A spreadsheet is an interactive computer application for organization, analysis and storage of data in tabular form. Spreadsheets developed as computerized analogs of paper accounting worksheets. The program operates on data entered in cells of a table. Each cell may contain either numeric or text data, or the results of formulas that automatically calculate and display a value based on the contents of other cells. A spreadsheet may also refer to one such electronic document.

Besides performing basic arithmetic and mathematical functions, modern spreadsheets provide built-in functions for common financial and statistical operations. Such calculations as net present value or standard deviation can be applied to tabular data with a pre-programmed function in a formula. Spreadsheet programs also provide conditional expressions, functions to convert between text and numbers, and functions that operate on strings of text.

In modern spreadsheet applications, several spreadsheets, often known as worksheets or simply sheets, are gathered together to form a workbook. A workbook is physically represented by a file, containing all the data for the book, the sheets and the cells with the sheets. Worksheets are normally represented by tabs that flip between pages, each one containing one of the sheets, although Numbers changes this model significantly. Cells in a multi-sheet book add the sheet name to their reference, for instance, "Sheet 1!C10". Some systems extend this syntax to allow cell references to different workbooks.

In 1962 this concept of the spreadsheet, called BCL for Business Computer Language, was implemented on an IBM 1130 and in 1963 was ported to an IBM 7040 by R. Brian Walsh at Marquette University, Wisconsin. This program was written in Fortran. Primitive timesharing was available on those machines. In 1968 BCL was ported by Walsh to the IBM 360/67 timesharing machine at Washington State University. It was used to assist in the teaching of finance to business students. Students were able to take information prepared by the professor and manipulate it to represent it and show ratios etc. In 1964, a book entitled Business Computer Language was written by Kimball, Stoffells and Walsh and both the book and program were copyrighted in 1966 and years later that copyright was renewed.

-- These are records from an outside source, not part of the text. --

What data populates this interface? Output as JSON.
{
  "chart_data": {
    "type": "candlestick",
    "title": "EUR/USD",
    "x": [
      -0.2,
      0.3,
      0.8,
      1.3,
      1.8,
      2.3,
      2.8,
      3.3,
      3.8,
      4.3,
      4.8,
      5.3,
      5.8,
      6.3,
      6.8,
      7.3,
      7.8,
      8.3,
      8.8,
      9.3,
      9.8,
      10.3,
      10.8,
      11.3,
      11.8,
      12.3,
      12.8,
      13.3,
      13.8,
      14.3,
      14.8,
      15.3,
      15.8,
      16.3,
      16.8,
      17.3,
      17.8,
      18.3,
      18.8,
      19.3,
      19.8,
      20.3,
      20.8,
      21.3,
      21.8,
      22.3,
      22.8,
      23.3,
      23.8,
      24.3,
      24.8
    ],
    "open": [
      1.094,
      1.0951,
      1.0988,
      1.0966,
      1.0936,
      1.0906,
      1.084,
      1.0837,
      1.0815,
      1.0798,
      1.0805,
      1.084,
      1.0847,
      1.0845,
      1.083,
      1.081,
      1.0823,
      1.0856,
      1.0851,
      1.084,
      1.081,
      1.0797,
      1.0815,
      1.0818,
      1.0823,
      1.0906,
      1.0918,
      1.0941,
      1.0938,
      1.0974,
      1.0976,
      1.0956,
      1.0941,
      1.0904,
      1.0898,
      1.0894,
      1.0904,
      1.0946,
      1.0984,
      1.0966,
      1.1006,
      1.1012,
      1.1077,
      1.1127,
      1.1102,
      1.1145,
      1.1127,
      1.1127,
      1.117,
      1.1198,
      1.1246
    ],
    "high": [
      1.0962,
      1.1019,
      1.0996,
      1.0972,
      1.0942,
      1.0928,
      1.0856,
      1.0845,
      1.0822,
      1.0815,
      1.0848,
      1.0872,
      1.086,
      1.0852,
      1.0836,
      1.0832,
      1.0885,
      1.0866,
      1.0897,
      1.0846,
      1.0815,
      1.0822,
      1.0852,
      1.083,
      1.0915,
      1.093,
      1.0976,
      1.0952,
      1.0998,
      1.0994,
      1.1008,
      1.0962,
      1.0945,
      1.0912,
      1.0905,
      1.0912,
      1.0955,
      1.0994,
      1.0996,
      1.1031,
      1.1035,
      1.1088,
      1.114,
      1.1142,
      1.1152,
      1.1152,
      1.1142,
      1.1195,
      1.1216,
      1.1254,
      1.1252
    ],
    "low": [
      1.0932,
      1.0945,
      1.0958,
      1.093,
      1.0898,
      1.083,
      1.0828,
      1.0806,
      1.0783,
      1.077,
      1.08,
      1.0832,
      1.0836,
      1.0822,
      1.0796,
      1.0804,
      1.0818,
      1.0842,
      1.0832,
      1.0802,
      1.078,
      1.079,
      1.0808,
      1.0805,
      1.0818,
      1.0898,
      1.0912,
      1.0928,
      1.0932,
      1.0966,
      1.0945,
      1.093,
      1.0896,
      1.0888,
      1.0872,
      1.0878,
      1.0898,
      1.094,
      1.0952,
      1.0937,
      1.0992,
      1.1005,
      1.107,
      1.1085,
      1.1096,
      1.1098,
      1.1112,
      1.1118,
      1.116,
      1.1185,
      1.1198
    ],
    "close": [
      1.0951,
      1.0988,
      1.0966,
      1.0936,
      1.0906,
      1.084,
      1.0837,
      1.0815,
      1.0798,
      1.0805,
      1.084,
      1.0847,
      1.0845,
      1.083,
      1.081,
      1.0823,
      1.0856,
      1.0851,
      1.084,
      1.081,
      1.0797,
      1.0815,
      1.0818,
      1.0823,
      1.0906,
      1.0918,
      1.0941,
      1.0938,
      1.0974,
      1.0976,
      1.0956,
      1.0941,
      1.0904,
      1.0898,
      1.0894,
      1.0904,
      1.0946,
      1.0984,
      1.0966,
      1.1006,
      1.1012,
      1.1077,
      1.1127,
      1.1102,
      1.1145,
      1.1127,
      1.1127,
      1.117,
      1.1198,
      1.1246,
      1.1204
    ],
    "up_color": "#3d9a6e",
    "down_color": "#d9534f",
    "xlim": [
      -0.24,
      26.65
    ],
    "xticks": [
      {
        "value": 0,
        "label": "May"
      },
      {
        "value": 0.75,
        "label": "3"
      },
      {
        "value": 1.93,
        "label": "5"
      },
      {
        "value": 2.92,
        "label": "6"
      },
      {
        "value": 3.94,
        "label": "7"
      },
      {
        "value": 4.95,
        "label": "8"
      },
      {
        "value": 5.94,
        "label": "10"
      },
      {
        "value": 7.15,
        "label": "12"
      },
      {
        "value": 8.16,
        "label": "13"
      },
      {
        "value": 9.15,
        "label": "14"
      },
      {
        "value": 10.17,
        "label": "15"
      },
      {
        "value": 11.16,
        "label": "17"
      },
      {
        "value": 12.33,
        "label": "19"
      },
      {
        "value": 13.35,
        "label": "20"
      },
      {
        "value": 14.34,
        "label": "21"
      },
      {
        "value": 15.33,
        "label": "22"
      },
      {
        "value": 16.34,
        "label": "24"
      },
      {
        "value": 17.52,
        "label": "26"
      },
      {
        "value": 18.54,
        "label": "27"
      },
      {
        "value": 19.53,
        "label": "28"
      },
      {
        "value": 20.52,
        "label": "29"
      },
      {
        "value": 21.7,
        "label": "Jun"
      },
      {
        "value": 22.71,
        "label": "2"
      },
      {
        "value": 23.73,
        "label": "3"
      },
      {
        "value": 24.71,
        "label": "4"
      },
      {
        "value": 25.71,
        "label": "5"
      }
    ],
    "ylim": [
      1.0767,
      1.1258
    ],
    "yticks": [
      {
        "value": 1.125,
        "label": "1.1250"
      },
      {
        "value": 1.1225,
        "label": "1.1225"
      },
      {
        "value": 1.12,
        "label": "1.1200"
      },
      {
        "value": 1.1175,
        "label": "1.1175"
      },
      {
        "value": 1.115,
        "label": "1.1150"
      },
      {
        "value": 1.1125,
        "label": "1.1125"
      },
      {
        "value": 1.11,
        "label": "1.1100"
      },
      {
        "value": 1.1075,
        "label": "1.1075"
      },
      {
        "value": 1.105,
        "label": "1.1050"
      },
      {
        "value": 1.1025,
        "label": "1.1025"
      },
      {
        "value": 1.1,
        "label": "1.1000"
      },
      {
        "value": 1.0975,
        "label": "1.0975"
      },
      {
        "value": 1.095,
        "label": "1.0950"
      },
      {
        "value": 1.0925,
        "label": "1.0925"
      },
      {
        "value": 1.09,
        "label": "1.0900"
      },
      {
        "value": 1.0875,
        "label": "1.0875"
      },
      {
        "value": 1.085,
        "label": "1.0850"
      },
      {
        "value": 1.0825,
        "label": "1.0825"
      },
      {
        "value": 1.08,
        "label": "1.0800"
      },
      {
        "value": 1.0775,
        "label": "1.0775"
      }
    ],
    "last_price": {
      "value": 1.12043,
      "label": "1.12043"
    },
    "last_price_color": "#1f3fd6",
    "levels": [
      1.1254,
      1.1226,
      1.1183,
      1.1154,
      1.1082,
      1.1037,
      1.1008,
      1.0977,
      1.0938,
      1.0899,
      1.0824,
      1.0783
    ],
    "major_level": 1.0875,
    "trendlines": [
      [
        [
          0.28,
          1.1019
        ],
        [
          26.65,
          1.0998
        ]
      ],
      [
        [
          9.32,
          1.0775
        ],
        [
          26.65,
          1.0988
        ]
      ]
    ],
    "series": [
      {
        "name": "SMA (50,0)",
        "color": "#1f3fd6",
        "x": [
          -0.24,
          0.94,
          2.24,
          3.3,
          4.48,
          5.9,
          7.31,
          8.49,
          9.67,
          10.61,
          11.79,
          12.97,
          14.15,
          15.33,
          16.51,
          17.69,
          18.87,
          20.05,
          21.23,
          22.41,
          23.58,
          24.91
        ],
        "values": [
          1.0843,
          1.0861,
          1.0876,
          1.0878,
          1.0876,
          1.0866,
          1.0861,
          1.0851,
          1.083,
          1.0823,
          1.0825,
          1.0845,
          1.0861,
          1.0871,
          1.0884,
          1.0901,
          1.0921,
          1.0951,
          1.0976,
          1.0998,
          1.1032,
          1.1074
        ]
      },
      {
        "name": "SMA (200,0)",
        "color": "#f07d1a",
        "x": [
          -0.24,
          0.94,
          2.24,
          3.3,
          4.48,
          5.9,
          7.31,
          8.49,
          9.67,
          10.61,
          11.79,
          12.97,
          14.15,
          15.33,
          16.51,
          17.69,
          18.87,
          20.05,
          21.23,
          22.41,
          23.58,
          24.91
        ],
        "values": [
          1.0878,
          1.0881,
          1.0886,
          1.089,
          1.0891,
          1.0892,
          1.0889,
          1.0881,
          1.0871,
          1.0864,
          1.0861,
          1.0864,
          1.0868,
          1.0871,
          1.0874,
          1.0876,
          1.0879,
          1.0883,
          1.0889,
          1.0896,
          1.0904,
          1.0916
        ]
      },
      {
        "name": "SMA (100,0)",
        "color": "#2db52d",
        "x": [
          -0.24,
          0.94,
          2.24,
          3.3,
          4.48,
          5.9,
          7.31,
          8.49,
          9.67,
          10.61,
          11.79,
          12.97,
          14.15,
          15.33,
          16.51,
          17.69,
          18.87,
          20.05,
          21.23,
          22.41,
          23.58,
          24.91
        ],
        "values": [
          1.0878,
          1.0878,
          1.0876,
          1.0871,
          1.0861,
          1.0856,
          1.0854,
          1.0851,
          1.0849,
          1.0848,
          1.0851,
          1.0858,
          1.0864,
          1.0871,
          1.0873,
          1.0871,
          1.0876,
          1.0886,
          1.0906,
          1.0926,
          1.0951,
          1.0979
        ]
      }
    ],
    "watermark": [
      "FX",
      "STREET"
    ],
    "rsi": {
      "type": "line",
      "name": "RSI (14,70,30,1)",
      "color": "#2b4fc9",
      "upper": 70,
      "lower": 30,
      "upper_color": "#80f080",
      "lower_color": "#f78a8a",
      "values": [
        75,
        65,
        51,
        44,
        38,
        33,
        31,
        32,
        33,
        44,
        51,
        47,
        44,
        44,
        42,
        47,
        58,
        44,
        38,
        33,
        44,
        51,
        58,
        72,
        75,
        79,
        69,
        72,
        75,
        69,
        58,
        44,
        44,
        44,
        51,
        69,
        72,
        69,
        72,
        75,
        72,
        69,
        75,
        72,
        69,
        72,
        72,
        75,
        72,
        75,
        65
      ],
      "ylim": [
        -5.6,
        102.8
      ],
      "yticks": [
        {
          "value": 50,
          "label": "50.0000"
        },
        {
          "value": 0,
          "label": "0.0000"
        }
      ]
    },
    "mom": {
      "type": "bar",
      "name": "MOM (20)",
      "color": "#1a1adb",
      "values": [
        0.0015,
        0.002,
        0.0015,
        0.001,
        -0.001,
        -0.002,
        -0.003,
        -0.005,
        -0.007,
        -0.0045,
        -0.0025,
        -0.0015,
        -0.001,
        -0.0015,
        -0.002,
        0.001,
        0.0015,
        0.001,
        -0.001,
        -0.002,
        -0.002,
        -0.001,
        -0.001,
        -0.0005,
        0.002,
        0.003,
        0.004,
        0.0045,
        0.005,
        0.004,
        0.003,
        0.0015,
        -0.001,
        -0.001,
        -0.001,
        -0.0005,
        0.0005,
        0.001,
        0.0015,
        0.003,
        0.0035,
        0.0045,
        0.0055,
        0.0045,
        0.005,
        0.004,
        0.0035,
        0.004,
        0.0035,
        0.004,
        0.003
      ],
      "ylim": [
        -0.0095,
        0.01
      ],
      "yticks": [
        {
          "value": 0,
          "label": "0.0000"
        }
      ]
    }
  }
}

LANPAR was used by Bell Canada, AT&T and the 18 operating telephone companies nationwide for their local and national budgeting operations. LANPAR was also used by General Motors. Its uniqueness was Pardo's co-invention incorporating forward referencing/natural order calculation (one of the first "non-procedural" computer languages) as opposed to left-to-right, top to bottom sequence for calculating the results in each cell that was used by VisiCalc, SuperCalc, and the first version of MultiPlan. Without forward referencing/natural order calculation, the user had to manually recalculate the spreadsheet as many times as necessary until the values in all the cells had stopped changing. Forward referencing/natural order calculation by a compiler was the cornerstone functionality required for any spreadsheet to be practical and successful.

AutoPlan/AutoTab was not a WYSIWYG interactive spreadsheet program, it was a simple scripting language for spreadsheets. The user defined the names and labels for the rows and columns, then the formulas that defined each row or column. In 1975, Autotab-II was advertised as extending the original to a maximum of "1,500 rows and columns, combined in any proportion the user requires..."

With the advent of advanced web technologies such as Ajax circa 2005, a new generation of online spreadsheets has emerged. Equipped with a rich Internet application user experience, the best web based online spreadsheets have many of the features seen in desktop spreadsheet applications. Some of them such as EditGrid, Google Sheets, Microsoft Excel Online, Smartsheet, or Zoho Sheet also have strong multi-user collaboration features or offer real time updates from remote sources such as stock prices and currency exchange rates.

A number of companies have attempted to break into the spreadsheet market with programs based on very different paradigms. Lotus introduced what is likely the most successful example, Lotus Improv, which saw some commercial success, notably in the financial world where its powerful data mining capabilities remain well respected to this day.

An array of cells is called a sheet or worksheet. It is analogous to an array of variables in a conventional computer program (although certain unchanging values, once entered, could be considered, by the same analogy, constants). In most implementations, many worksheets may be located within a single spreadsheet. A worksheet is simply a subset of the spreadsheet divided for the sake of clarity. Functionally, the spreadsheet operates as a whole and all cells operate as global variables within the spreadsheet (each variable having 'read' access only except its own containing cell).

Whenever a reference is made to a cell or group of cells that are not located within the current physical spreadsheet file, it is considered as accessing a "remote" spreadsheet. The contents of the referenced cell may be accessed either on first reference with a manual update or more recently in the case of web based spreadsheets, as a near real time value with a specified automatic refresh interval.

Just as the early programming languages were designed to generate spreadsheet printouts, programming techniques themselves have evolved to process tables (also known as spreadsheets or matrices) of data more efficiently in the computer itself.